CVE-2020-25776

Vulnerability

Trend Micro Antivirus for Mac versions 2020 (v10.x) and 2019 (v9.x) contain a symbolic link privilege escalation vulnerability within the iTISPlugin module [1], [2]. An attacker who has already obtained the ability to execute low-privileged code on the target system can create a malicious symbolic link that abuses the product to loosen permissions on a local file [1]. This flaw affects consumer editions of the product on macOS [2].

Exploitation

To exploit this vulnerability, an attacker must first have the ability to execute low-privileged code on the target system [1], [2]. No user interaction is required beyond the initial code execution.
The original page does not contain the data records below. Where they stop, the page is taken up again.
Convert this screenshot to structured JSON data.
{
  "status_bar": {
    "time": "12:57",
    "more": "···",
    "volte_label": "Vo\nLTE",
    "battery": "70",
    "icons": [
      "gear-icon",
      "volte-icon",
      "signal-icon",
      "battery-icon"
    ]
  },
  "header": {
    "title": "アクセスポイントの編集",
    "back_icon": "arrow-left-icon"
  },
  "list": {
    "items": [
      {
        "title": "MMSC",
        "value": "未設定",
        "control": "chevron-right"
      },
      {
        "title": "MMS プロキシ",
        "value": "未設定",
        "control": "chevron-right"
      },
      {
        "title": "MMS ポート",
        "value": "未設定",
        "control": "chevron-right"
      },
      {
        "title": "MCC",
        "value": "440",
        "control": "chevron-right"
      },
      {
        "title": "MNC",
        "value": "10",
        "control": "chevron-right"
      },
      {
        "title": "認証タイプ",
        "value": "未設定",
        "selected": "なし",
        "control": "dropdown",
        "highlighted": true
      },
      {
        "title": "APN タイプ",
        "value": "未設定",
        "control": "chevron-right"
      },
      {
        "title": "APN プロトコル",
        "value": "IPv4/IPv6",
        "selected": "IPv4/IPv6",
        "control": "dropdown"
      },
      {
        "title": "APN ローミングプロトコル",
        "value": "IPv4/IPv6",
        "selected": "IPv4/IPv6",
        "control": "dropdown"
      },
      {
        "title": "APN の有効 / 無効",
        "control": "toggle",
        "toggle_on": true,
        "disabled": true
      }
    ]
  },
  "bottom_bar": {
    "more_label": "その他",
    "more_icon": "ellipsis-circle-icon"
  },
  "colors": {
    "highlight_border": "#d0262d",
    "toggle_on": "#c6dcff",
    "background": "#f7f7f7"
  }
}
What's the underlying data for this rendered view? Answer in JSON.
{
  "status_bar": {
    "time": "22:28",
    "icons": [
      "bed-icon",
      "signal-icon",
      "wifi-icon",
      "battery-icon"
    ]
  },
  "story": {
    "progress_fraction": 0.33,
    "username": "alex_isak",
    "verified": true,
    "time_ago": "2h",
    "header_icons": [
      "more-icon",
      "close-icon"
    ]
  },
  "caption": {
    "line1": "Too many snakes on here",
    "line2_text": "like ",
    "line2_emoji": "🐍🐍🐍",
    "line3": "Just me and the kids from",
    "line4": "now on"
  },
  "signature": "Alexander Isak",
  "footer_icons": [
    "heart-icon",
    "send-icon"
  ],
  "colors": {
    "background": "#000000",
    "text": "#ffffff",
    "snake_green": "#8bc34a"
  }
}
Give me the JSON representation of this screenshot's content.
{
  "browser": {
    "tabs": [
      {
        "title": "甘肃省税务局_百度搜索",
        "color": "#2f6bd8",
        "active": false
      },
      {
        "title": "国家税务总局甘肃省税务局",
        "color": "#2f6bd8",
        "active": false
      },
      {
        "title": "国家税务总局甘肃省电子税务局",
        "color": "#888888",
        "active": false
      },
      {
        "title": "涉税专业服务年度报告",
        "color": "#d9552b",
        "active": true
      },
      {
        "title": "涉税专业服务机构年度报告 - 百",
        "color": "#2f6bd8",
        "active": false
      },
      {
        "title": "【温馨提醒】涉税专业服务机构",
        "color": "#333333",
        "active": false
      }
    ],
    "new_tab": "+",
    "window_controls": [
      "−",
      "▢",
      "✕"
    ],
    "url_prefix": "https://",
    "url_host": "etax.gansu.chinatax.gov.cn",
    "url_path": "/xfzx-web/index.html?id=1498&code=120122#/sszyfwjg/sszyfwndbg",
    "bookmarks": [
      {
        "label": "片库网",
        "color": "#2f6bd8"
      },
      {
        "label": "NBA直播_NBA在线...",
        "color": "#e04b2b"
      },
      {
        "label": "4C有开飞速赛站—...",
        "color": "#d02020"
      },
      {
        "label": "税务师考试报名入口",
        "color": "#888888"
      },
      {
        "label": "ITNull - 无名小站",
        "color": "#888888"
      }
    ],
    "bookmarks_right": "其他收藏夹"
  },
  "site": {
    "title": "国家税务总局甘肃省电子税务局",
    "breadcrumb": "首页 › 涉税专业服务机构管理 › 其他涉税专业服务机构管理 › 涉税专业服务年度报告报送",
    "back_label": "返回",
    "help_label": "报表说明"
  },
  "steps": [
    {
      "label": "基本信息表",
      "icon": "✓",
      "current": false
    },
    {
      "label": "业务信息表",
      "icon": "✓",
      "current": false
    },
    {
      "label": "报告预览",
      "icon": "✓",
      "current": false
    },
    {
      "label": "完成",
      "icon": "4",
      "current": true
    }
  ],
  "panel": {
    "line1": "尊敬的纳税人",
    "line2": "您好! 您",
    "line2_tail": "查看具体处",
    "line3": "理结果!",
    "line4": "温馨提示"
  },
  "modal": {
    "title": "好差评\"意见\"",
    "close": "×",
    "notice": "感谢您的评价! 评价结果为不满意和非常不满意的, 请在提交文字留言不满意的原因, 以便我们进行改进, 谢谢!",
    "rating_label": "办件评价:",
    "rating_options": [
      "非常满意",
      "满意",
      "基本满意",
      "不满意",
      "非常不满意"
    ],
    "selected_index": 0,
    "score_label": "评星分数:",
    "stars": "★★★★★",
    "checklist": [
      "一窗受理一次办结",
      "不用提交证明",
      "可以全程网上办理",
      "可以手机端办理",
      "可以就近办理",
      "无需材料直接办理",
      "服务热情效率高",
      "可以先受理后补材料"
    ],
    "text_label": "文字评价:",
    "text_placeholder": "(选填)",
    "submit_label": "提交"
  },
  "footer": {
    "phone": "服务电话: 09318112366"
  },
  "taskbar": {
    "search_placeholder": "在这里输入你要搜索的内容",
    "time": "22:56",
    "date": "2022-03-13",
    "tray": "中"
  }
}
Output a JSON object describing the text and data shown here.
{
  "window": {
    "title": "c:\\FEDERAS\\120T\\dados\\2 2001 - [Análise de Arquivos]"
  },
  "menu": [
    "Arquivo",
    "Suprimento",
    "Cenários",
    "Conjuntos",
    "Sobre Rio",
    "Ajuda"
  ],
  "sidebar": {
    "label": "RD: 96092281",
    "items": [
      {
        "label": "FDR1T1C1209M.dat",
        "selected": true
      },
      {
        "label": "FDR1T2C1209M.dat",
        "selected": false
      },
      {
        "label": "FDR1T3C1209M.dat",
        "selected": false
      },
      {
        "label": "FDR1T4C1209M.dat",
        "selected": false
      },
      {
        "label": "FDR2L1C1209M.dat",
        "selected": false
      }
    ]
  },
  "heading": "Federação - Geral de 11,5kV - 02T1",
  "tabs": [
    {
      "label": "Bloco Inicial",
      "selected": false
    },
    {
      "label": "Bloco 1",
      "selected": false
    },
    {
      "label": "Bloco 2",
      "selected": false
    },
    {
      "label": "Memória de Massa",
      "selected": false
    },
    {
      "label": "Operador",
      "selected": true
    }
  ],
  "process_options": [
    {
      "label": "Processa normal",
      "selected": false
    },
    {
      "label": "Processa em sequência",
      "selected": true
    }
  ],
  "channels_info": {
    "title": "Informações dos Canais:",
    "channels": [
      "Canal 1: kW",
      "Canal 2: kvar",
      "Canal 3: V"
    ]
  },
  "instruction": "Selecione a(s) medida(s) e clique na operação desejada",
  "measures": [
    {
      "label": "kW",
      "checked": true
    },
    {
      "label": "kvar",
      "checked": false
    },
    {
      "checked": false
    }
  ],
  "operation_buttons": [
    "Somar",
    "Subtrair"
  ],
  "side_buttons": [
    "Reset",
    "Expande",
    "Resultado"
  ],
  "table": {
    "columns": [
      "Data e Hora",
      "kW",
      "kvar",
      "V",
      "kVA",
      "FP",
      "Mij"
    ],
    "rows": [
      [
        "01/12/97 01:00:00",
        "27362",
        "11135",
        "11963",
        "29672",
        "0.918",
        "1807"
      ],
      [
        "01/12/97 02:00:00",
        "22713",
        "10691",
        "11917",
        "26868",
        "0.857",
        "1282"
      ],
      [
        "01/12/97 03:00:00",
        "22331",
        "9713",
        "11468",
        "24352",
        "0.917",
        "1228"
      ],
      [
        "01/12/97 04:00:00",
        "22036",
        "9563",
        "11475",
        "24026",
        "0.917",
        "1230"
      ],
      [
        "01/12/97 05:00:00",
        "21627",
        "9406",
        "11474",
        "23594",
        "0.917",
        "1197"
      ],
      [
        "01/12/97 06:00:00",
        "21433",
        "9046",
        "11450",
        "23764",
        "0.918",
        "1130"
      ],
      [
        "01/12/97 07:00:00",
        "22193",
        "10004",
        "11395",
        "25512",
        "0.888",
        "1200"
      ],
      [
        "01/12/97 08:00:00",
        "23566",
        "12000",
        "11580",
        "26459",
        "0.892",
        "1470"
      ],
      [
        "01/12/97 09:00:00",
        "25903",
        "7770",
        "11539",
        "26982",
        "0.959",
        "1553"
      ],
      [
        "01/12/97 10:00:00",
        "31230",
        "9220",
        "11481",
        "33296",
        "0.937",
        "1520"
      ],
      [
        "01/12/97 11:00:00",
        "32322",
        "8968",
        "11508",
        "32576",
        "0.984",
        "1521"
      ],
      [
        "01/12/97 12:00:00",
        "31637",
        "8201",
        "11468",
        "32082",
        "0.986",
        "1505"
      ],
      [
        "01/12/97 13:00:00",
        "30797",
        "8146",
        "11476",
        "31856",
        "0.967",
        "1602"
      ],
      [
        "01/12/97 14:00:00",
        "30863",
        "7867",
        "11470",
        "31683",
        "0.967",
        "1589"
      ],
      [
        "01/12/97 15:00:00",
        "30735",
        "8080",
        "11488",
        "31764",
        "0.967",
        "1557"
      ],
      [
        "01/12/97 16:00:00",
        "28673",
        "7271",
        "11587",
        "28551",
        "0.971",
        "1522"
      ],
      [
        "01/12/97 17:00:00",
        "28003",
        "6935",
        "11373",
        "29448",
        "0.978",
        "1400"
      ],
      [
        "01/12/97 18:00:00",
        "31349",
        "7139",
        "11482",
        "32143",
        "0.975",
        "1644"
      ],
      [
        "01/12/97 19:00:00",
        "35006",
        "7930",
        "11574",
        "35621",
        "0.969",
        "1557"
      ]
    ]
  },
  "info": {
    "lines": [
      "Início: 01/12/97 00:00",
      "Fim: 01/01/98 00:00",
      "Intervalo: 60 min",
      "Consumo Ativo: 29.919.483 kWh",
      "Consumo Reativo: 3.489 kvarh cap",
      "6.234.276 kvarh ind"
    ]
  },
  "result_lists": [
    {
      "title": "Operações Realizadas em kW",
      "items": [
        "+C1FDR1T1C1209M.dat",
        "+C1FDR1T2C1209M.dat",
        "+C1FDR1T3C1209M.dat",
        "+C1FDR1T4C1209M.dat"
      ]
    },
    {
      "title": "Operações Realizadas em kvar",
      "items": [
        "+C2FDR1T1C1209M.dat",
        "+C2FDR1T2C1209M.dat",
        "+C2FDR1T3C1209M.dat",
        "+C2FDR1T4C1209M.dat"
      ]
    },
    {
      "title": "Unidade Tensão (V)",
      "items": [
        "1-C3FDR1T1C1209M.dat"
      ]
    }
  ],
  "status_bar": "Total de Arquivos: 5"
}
The attacker creates a symbolic link to a critical system file, and when the Trend Micro Antivirus software accesses that link, it inadvertently changes the file’s permissions in a way that grants the attacker further access [1]. The specific flaw resides in the iTISPlugin module [1].

Impact

Successful exploitation allows a local attacker to escalate their privileges to root [1]. This gives the attacker full control over the affected system, including the ability to read, modify, or delete any file, install software, and create new user accounts with administrative rights [1]. The CVSS v3 base score is 7.8, with the vector AV:L/AC:L/PR:L/UI:N/S:U/C:H/I:H/A:H [1], [2].

Mitigation

Trend Micro has released a patch for version 2020 (v10.x) via the product's automatic ActiveUpdate feature [2]. Customers running version 2020 who have at least version 10.0 will already have the necessary patch applied [2]. Users on version 2019 (v9.x) or older are recommended to upgrade to the latest version (10.x) [2]. At the time of disclosure, no public reports of active exploitation were known [2].